[threeten-dev] some problems in java.time.YearMonth and java.time.Year
Stephen Colebourne
scolebourne at joda.org
Tue Mar 12 08:11:31 PDT 2013
On 9 March 2013 07:14, patrick zhang <patrick.zhang at oracle.com> wrote:
> 1. Year.minus(TemporalAmout) does not work properly.
> ===========
> Year year = Year.of(5);
> Year result = year.minus(Period.ofYears(2)) ;
> System.out.println(result);
> ===========
> Personally I think above code should work and return Year.of(3). But it
> throws exception:
This is a bug.
> 2. javadoc for Year.minus(long, TemporalUnit) is wrong.
> As you know the method will return Year same with minus(TemporalAmout) while
> it is "YearMonth" in current javadoc:
This is a bug.
3. javadoc for
> java.time.Temporal.ChronoUnit.ERAS is confused.

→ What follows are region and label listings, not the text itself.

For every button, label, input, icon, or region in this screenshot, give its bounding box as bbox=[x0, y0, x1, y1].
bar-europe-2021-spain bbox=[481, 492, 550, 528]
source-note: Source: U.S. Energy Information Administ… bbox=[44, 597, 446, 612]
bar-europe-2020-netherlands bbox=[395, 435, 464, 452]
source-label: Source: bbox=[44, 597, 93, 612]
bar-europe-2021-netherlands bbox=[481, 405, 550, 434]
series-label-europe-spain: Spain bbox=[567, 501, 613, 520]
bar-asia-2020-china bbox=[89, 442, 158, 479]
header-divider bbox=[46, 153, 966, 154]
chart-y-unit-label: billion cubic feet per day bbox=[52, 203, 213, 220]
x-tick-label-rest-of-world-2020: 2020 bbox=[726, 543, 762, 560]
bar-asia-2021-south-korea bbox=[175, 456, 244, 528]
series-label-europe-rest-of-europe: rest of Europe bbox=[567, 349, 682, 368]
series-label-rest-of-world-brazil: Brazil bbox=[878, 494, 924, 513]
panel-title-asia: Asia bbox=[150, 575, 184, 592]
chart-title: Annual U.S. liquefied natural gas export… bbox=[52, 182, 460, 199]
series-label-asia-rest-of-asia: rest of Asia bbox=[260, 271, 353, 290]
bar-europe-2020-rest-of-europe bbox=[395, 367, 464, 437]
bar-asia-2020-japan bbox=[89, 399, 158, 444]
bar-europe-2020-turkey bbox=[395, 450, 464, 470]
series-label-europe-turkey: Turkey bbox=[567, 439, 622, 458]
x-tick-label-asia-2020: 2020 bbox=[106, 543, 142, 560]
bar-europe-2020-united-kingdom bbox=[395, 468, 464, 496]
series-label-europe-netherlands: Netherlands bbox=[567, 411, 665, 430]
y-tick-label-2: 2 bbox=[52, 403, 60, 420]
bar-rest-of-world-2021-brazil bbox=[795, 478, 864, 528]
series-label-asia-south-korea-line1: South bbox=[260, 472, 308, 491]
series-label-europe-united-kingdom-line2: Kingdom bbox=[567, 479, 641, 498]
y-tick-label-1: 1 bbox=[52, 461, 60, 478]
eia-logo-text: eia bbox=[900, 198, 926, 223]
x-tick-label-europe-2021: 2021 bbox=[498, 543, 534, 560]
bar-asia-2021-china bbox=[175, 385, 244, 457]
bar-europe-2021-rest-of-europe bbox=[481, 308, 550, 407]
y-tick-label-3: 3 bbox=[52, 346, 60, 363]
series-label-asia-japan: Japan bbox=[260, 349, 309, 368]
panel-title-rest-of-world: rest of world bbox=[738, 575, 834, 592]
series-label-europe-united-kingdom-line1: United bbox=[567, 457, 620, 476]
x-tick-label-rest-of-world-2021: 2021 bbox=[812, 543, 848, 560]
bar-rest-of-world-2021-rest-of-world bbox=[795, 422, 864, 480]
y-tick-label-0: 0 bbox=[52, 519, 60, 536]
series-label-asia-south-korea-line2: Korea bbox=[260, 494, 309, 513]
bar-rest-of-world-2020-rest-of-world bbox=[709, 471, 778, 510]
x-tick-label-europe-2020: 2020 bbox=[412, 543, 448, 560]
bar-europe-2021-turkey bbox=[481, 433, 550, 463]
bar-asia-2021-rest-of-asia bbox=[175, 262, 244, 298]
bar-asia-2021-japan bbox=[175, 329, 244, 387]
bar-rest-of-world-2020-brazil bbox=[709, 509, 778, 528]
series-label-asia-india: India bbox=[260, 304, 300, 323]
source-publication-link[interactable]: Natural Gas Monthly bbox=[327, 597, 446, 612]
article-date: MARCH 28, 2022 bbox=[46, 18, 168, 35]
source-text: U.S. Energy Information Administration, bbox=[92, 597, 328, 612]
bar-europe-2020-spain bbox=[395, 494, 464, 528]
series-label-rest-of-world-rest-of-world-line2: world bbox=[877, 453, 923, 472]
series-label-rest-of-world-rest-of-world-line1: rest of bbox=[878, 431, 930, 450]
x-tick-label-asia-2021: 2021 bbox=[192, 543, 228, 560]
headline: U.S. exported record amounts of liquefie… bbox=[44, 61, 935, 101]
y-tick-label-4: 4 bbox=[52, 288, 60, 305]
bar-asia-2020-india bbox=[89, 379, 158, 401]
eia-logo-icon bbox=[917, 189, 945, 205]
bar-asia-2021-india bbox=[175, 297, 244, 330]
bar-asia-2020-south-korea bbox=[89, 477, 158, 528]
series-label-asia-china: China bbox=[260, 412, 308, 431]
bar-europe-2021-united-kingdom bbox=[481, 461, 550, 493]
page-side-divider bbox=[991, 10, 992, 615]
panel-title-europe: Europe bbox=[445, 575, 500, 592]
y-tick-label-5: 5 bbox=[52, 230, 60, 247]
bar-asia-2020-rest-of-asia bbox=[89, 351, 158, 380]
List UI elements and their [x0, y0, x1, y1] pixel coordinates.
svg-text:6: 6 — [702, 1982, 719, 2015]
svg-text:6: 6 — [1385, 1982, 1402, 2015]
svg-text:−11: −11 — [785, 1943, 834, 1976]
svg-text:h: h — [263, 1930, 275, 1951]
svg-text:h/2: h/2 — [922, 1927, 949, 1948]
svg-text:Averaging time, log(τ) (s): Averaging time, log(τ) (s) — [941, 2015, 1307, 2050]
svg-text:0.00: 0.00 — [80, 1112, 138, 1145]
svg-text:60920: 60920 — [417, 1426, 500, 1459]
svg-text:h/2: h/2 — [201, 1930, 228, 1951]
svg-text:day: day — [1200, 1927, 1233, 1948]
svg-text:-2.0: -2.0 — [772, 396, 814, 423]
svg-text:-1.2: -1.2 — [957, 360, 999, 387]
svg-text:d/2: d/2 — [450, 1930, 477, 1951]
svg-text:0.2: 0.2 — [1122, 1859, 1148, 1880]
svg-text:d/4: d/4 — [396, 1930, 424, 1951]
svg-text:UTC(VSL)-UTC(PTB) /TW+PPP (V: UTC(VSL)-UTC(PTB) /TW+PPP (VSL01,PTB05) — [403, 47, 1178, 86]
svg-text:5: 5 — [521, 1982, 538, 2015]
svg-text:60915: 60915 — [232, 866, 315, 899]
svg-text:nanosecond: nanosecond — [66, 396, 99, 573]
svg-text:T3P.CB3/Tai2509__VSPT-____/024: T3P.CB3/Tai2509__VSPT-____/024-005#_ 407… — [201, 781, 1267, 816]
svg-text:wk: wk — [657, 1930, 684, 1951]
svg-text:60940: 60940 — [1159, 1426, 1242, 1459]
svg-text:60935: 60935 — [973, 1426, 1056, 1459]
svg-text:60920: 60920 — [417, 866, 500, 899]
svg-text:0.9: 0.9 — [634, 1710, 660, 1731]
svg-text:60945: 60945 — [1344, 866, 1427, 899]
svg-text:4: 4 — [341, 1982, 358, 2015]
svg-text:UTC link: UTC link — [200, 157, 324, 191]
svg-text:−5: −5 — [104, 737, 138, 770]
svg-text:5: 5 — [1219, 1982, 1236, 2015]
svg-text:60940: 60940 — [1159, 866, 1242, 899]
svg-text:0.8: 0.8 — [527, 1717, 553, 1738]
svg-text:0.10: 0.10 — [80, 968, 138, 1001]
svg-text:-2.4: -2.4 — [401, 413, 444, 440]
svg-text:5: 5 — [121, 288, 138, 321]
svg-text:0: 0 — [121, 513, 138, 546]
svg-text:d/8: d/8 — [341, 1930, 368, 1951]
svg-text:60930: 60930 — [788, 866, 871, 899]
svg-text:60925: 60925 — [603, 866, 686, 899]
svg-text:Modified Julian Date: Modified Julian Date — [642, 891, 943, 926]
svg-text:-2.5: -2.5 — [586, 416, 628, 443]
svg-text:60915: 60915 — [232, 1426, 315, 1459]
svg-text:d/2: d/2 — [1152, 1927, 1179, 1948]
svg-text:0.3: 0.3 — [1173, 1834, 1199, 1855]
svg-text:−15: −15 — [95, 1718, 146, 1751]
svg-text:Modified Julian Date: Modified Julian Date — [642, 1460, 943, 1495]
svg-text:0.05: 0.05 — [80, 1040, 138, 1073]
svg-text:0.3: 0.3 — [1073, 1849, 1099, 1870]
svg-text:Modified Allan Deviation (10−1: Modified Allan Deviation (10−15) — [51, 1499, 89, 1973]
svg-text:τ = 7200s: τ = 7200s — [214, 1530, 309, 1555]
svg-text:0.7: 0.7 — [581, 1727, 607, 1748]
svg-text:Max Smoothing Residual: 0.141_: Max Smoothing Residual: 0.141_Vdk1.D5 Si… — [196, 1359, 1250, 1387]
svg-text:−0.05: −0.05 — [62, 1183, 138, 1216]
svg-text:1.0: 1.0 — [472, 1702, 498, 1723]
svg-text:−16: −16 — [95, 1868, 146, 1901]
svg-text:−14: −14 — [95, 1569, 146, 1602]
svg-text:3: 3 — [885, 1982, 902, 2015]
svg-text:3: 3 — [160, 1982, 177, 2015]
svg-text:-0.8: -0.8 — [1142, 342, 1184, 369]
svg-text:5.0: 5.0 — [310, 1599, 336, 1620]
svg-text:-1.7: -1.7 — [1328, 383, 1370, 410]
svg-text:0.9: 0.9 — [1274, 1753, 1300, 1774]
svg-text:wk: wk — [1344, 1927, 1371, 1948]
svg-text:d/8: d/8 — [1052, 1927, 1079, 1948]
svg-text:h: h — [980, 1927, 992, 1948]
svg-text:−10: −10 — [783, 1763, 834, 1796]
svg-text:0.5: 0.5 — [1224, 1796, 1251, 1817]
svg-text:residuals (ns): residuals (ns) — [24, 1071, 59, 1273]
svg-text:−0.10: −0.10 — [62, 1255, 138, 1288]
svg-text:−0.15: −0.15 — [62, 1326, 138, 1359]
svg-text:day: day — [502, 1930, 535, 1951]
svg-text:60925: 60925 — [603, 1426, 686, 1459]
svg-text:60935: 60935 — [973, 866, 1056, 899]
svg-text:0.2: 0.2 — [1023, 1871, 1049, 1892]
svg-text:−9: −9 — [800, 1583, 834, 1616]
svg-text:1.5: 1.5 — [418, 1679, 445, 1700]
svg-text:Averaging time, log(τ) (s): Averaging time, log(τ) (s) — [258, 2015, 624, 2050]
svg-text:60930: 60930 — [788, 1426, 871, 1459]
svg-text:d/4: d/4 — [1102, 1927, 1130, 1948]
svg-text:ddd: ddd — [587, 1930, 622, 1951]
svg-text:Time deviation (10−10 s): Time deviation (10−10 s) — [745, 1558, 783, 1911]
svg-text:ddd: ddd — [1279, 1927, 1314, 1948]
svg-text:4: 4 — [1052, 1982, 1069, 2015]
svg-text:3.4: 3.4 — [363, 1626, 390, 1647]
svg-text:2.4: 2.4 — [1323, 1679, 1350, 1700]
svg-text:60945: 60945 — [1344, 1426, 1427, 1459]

> Here there are 2 problems.
> ====================
> Unit that represents the concept of an era. The ISO calendar system doesn't
> have eras thus it is impossible to add an era to a date or date-time. The
> estimated duration of the era is artificially defined as 1,000,00,000 Years.
> ====================
> I guess it should be 1,000,000,000 years nor 1,000,00,000
This is a bug.
> ====================
> Year year = Year.of(-1);
> Year result = year.plus(1, ChronoUnit.ERAS);
>
> System.out.println(year.get(ChronoField.ERA) + " " +
> year.get(ChronoField.YEAR_OF_ERA) + " " + year.get(ChronoField.YEAR));
> System.out.println(result.get(ChronoField.ERA) + " " +
> result.get(ChronoField.YEAR_OF_ERA) + " " + result.get(ChronoField.YEAR));
>
> output:
> 0 2 -1
> 1 2 2
> ====================
> Since ERAS is not supported in ISO calendar, I think it should not return
> such a strange result.
> It looks it only plus 1 on ChronoField.ERAS field simply......
The ISO calendar system does support eras, see IsoEra. BCE is from
proleptic year 0 backwards and CE is from proleptic year 1 forwards,
just like AD/BC in GregorianCalendar.
The code above is therefore correct, as it changes 2BCE to 2CE.